Nachtrag: Hinzu kommt wieder ein informatives Nachwort der Übersetzerin, von der man erfährt, dass die Skram die ersten beiden Bände der Hellemyr-Saga im gleichen Jahr, in 1887, also nach dem Umzug nach Kopenhagen mit ihrem zweiten Mann, geschrieben hatte. Die produktivste Periode hatte die Skram tatsächlich erst nach ihrem Umzug nach Kopenhagen. Das Nachwort erzählt auch, wie ein Mittelweg bei der Übersetzung von Seemanns-Ausdrücken und -Schnack, aber auch den N-Wörtern gefunden wurde.

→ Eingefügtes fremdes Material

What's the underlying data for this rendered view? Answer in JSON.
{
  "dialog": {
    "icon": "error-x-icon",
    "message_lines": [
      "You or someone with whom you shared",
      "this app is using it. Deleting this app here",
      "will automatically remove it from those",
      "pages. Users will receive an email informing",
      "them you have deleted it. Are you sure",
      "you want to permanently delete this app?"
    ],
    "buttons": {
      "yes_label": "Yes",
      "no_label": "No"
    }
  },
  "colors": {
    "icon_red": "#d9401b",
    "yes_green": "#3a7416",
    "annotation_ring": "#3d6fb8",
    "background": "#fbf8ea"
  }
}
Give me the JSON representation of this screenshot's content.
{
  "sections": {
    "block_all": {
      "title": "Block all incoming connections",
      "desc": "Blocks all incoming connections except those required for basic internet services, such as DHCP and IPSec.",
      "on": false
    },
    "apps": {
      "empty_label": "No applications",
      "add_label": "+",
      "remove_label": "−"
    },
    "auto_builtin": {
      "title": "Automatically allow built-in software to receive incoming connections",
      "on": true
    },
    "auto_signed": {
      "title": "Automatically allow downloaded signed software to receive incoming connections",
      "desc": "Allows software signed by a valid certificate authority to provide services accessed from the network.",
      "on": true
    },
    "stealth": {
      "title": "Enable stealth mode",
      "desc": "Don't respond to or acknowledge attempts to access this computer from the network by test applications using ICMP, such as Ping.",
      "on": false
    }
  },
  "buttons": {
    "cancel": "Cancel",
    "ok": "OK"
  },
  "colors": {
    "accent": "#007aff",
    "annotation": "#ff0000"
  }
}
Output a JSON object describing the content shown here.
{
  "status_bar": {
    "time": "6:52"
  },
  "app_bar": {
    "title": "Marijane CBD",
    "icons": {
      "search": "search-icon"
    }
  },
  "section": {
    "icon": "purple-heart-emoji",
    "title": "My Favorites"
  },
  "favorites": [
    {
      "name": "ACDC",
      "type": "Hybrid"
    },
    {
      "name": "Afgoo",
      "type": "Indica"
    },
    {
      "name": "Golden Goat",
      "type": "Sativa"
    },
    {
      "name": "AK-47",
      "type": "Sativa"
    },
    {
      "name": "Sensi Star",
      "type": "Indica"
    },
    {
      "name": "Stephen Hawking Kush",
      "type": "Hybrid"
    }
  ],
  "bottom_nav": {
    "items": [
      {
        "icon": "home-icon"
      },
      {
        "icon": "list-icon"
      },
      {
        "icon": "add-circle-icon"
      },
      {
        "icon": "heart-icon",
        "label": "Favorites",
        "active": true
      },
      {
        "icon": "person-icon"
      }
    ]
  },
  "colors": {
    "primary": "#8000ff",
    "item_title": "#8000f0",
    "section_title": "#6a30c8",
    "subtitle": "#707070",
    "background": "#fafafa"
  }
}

Wie immer gab es hilfreiche Quellen im Netz.
- So in einem norwegischen Blog mit der Rezension eines Buchs über die junge Amalie Skram.
- Bildmaterial aus der norwegischen bzw. dänischen Wiki zum Ehepaar Skram, z. B.
- und im dänischen Nachschlagewerk
- sowie hier
Dort schreibt die Skram an eine Sophus Schandorf (mit etwas Selbstmitleid) am 4. Dezember 1889: »Zwei Freunde ist ein gutes Buch, wenn Politiken das nicht sieht, wird es davon nicht weniger gut.« [Politiken war damals schon eine führende dänische Zeitung].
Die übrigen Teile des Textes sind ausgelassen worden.